Lajitas, Texas, mayoral candidate Clay Moore Henry and his brother Clay Henry IV
Mayoral Candidate Clay Moore Henry, Lajitas, Texas

He may be a goat, but Clay Moore Henry, left, comes from a political dynasty. He and his siblings, who ran against him in the Goat Party primary in March, are direct descendants of famed Lajitas mayors Clay Henry, Clay Henry Jr. and Clay Henry III. Lajitas hasn’t had a goat mayor since 2002, and its return is being closely watched. The nominee’s brother, Clay Henry IV, right, plans to serve as his spiritual adviser. And his sister, Annabelle, who many residents of the tiny Texas-Mexico border town think was the rightful winner, will be first lady. Although no competitors for the mayoral post have emerged yet, a representative of Clay Moore Henry’s campaign says he’s confident he can head-butt any who come along before the general election in September. The election is run by the Lajitas Golf Resort.

Mayor Pa Kettle of Divide, Colorado

Teller County Regional Animal Shelter

Mayor Pa Kettle, Divide, Colorado

In April, this Bloodhound won a nail biter of a race against a wolf named Keyni to assume Divide's unofficial mayoral title. Pa Kettle came in first by a margin of just 55 votes. The online election was a fundraiser to benefit the Teller County Regional Animal Shelter; it brought in more than $12,000 by charging $1 per vote. Pa, who’s a member of the local search and rescue team, succeeds a three-legged cat. Pa made a campaign pledge to “allow all dogs in Divide a chance for seconds, no questions asked," his owner says.

Mayor Stubbs of Talkeetna Alaska

Nagley's General Store

Mayor Stubbs, Talkeetna, Alaska

From his perch in Nagley’s General Store, Stubbs has overseen this small Alaskan town for 16 years. Legend has it that Stubbs won the mayoral election as a write-in candidate when residents weren’t happy with the human options, but the Alaska Dispatch clarifies that he didn’t actually win but was given an honorary title for his efforts. He’s held the post ever since, but it hasn’t always been easy. Last year, he suffered serious injuries when he was attacked by a dog. Though he made a surprising recovery given his advanced age, Stubbs' owner, Lauri Stec, says the 17-year-old cat may retire before this year’s tourist season hits.

Mayor Lucy Lou of Rabbit Hash, Kentucky

Courtesy Bobbi Kayser

Mayor Lucy Lou, Rabbit Hash, Kentucky

Border Collie Lucy Lou was only a year old when she was elected mayor of Rabbit Hash in 2008. The town of about 300 chose its first canine leader, Mayor Goofy, in 1998. He was succeeded by Junior the black Lab, who later became Lucy Lou’s mentor. Mayor Lucy Lou has been featured on CBS Sunday Morning and recently appeared in a public service announcement reminding her constituents of an important rule about their canine leader: “Do Not Feed the Mayor!!” Unlike many other towns with animal mayors, Rabbit Hash doesn’t have a human counterpart.
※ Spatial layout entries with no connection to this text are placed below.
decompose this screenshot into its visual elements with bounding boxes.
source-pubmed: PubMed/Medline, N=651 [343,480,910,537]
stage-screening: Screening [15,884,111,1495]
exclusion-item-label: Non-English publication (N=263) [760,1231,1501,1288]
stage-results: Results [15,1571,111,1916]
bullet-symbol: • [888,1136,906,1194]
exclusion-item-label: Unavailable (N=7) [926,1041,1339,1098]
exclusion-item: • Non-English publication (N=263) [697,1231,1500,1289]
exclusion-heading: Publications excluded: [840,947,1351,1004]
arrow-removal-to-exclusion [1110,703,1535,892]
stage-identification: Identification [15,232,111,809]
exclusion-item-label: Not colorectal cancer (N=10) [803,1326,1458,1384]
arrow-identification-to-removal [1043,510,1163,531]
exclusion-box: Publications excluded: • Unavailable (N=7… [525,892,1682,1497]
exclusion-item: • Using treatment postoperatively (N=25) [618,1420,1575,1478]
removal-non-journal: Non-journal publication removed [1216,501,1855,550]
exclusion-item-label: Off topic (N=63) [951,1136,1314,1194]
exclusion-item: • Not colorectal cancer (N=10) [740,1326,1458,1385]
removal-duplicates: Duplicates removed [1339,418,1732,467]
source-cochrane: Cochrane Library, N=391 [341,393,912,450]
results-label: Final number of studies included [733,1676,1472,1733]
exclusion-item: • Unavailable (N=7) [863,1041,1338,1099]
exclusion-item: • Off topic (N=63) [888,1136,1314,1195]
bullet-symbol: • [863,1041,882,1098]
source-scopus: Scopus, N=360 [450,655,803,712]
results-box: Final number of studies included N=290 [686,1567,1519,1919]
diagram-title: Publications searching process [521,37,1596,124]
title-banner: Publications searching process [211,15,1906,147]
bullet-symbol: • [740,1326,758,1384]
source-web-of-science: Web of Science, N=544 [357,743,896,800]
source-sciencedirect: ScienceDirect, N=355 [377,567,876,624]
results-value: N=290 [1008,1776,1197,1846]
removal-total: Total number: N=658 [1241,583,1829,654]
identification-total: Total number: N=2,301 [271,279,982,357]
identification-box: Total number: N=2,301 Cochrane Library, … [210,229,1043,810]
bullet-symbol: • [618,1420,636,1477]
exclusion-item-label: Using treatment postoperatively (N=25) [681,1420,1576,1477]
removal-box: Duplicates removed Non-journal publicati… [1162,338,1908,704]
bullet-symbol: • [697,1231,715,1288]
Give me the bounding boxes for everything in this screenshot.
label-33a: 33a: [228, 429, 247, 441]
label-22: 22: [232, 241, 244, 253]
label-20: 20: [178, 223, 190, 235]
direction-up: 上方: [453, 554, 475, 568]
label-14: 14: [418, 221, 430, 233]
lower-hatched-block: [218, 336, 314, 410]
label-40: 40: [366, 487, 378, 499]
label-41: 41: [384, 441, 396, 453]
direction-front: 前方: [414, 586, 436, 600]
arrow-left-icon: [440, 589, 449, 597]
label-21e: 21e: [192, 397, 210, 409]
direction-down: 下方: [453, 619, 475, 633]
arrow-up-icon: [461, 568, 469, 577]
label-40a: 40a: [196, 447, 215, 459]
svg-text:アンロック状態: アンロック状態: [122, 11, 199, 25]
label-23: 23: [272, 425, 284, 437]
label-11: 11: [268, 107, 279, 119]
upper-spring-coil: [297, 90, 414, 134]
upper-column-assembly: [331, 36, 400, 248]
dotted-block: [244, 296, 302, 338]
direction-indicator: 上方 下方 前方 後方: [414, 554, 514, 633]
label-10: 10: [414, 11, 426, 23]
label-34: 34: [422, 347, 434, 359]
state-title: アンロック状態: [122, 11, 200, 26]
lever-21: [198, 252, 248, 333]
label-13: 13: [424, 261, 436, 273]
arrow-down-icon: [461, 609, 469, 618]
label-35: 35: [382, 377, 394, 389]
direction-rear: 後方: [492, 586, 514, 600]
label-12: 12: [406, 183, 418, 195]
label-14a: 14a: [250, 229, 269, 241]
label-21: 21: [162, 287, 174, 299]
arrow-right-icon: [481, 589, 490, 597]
Mayor Fargo of Eastsound, Washington

Orcas Island Children's House

Mayor Fargo, Eastsound, Washington

In July 2013, Boston Terrier Fargo trumped mayoral competitors, including Beaglatarian Jinjer and Labratarian Lucy to win the key to Eastsound Village. He succeeded Murphy, a Portuguese Water Dog. The Eastsound election is also a fundraiser, but for a human cause. Last year’s race raised nearly $8,000 for the Orcas Island Children’s House, a nonprofit early childhood learning center.